Ketentuan Pasal 143 KUHAP tersebut menegaskan bahwa dalam surat dakwaan, penuntut umum harus mencantumkan selain tempat terjadinya tindak pidana (locus delicti), juga harus mencantumkan juga waktu terjadinya tindak pidana (tempus delicti). Jika dalam surat dakwaan, penuntut umum tidak mencantumkan tempat dan waktu terjadinya tindak pidana, maka akan berakibat batalnya surat dakwaan dimaksud.

Istilah “tempus delicti” merupakan penggabungan dari dua kata, yaitu “tempus” atau tempo yang berarti waktu, dan “delicti” yang berarti delik atau tindak pidana. Sehingga berdasarkan pengertian tersebut, istilah “tempus delicti” dapat diartikan sebagai waktu terjadinya suatu delik atau tindak pidana. Lebih luas lagi, penentuan tempus delicti sangat penting untuk menentukan apakah suatu undang-undang dapat diterapkan terhadap suatu tindak pidana.

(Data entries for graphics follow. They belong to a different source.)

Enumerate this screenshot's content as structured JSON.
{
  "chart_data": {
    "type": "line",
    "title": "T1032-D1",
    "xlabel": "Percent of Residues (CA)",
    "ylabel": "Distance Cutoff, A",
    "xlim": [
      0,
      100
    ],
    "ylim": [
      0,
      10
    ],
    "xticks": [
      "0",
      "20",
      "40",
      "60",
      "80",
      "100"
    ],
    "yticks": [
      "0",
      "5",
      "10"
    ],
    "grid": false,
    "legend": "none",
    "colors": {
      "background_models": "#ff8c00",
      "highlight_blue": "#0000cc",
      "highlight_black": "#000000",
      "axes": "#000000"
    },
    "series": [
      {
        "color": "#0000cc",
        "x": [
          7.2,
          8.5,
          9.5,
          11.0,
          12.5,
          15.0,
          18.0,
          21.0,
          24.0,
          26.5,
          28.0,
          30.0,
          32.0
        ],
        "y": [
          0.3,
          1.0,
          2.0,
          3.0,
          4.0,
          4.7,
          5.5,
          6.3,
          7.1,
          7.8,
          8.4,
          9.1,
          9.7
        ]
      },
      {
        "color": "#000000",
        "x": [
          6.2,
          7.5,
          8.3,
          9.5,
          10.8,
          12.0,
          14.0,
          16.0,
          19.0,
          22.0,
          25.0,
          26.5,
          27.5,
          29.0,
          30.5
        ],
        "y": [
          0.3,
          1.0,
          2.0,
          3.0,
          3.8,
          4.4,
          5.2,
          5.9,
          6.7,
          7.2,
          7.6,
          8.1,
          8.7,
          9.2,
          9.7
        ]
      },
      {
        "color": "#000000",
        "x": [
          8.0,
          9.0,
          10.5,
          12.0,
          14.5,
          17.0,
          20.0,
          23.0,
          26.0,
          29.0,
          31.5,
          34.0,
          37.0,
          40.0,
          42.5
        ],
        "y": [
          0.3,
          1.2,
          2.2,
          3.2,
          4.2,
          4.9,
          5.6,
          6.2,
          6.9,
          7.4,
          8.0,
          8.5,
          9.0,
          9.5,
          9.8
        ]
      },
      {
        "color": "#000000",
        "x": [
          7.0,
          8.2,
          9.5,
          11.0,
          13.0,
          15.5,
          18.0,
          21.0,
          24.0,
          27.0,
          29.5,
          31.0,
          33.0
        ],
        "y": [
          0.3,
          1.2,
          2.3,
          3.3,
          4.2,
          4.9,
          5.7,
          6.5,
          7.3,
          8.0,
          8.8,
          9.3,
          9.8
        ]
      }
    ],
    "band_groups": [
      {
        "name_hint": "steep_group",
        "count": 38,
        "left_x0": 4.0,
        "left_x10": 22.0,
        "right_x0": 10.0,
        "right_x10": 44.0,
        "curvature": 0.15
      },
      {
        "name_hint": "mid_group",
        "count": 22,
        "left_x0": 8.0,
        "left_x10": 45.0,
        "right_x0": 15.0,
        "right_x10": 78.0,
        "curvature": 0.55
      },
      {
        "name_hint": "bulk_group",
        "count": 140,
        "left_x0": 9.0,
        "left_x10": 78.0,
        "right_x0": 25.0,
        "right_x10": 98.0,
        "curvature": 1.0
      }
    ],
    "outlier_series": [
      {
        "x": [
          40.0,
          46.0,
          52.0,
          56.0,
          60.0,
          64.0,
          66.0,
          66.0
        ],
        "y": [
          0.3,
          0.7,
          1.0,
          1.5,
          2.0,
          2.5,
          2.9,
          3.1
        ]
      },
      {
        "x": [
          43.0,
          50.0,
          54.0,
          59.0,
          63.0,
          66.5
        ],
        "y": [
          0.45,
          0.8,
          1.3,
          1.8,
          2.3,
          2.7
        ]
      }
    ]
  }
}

Moeljatno, dalam “Azas-Azas Hukum Pidana”, menjelaskan bahwa penentuan waktu terjadinya tindak pidana (tempus delicti) sangat diperlukan, meskipun tidak ada ketentuan khusus yang mengatur mengenai hal tersebut dalam dalam undang-undang hukum pidana. Lebih lanjut, Moeljatno menyebutkan bahwa keberadaan tempus delicti diperlukan karena berkaitan dengan hal sebagai berikut :
  • untuk memecahkan persoalan tentang berlakunya peraturan hukum pidana atau kewenangan instansi untuk menuntut dan mengadili (bersama dengan locus delicti).
  • memiliki arti penting bagi lex temporis delicti maupun hukum transitor, dan mengenai keadaan jiwa atau umur dari terdakwa, serta berlakunya tenggang daluwarsa.


Arti Penting Tempus Delicti. Selaras dengan pendapat dari Moeljatno tersebut, dapat disebutkan bahwa arti penting dari tempus delicti adalah berkaitan dengan :

1. Pasal 1 Kitab Undang-Undang Hukum Pidana (KUH Pidana).
Ketentuan Pasal 1 KUH Pidana berkaitan dengan berlakunya hukum pidana menurut waktu (tempus), di mana ketentuan Pasal 1 KUH Pidana, menyebutkan bahwa :

(1) Suatu perbuatan tidak dapat dipidana, kecuali berdasarkan kekuatan ketentuan perundang-undangan pidana yang telah ada.
(2) Bilamana ada perubahan dalam perundang-undangan sesudah perbuatan dilakukan, maka terhadap terdakwa diterapkan ketentuan yang paling menguntungkannya.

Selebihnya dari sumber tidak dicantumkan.